A refrain, a desperate chant with which I torture myself to keep from thinking about what I could’ve done differently. It’s alarming how easy it was: to take a life.

We dip and wipe and wring and wash again, over and over, an endless rusty river. As the twilight hour lifts to scarlet and finally, a golden wash, even when the silver room sparkles once more, we clean. We clean and clean and clean, and still the grout remains dyed pink.

Afterward, I lean against the wall, sipping water from a canteen that trembles in my raw fingers. My mistress sits cross-legged, pushing hair from her face.

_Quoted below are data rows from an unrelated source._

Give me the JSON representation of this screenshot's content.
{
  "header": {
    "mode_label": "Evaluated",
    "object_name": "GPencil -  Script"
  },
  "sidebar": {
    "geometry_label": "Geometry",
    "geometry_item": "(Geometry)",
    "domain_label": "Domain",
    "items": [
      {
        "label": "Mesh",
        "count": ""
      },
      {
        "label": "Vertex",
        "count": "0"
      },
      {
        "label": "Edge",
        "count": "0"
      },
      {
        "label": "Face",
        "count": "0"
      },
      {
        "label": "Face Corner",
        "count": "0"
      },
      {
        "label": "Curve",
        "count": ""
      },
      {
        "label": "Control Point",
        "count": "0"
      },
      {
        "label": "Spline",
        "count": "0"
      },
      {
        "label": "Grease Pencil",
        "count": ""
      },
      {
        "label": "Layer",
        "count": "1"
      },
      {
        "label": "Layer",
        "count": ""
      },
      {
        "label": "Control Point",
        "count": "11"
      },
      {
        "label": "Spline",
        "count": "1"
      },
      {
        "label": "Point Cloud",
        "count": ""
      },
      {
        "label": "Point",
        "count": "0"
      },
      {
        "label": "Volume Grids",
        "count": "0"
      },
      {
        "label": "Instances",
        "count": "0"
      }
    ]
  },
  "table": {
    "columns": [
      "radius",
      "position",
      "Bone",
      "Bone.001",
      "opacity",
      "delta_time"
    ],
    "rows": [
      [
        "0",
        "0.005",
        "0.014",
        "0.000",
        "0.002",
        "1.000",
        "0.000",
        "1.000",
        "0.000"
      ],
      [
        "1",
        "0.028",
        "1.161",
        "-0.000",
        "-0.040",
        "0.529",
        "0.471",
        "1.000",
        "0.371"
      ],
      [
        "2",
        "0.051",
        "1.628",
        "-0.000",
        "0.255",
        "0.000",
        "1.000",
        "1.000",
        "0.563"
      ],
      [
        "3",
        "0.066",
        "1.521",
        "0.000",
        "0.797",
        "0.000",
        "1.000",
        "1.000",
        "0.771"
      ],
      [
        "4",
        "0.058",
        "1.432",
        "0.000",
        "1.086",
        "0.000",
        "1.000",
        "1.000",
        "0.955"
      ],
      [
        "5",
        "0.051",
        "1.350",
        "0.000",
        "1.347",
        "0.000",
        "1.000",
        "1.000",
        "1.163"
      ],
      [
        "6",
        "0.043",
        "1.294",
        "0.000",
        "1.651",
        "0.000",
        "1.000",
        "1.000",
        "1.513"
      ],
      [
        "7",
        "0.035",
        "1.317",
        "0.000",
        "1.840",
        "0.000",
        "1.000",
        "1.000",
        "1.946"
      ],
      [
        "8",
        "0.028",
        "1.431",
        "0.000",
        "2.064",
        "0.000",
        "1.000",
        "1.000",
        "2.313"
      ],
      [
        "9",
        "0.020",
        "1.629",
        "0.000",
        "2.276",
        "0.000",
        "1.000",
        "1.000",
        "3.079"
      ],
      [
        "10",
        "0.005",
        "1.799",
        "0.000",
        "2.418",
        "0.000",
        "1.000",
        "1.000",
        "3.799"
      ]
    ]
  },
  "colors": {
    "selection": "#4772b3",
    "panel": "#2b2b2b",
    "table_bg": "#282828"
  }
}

The executioner crosses his arms.

“When are the funerals?” Kassandra asks, voice hoarse. It is early morning, and we have not spoken in hours.

“This afternoon,” the executioner says. “I’ve delivered those whose wills state they must be buried in certain family plots. As for the unclaimed, I’ve cleared a spot in the Illusion grounds, as requested.”

“Paid for by my family, of course.” Silence. “Executioner?”

“We need approval from the head, the heir, or the advisor. We cannot proceed with the ceremonies until one of them has given permission to release the plots and the funds.”

My stomach twists.

“We don’t have an advisor,” Kassandra says numbly, rubbing her forehead. “My father may be able to give permission, but his lucidity is inconsistent.”

“We could wait on Dominik’s word.”

“How else can we accomplish this?”

He shifts. “If the funds cannot be paid for up front, then they can be put into the debtors’ system as an individual balance.”

“I will assume the debts.”

I gawk at her. “Mistress, I—”

“I said stop calling me that.”

Shoving up a sleeve, I protest: “You do not want this debt. It may be difficult to pay off, especially if Dominik is unwilling. When the interest collects—”

“Do it, Executioner. I will take on the cost of the funerary expenses personally.”

“Can House of Death forgive this one time?” I ask him. “Must we charge in a tragedy like this?”

The executioner’s amber eyes sharpen.

“Speak,” Kassandra demands. “Whatever it is, your secret will be protected. She’s under oath and I don’t have the energy to share.”

He clears his throat, shifting. “The…the House of Death does not dole out or reap any debts.”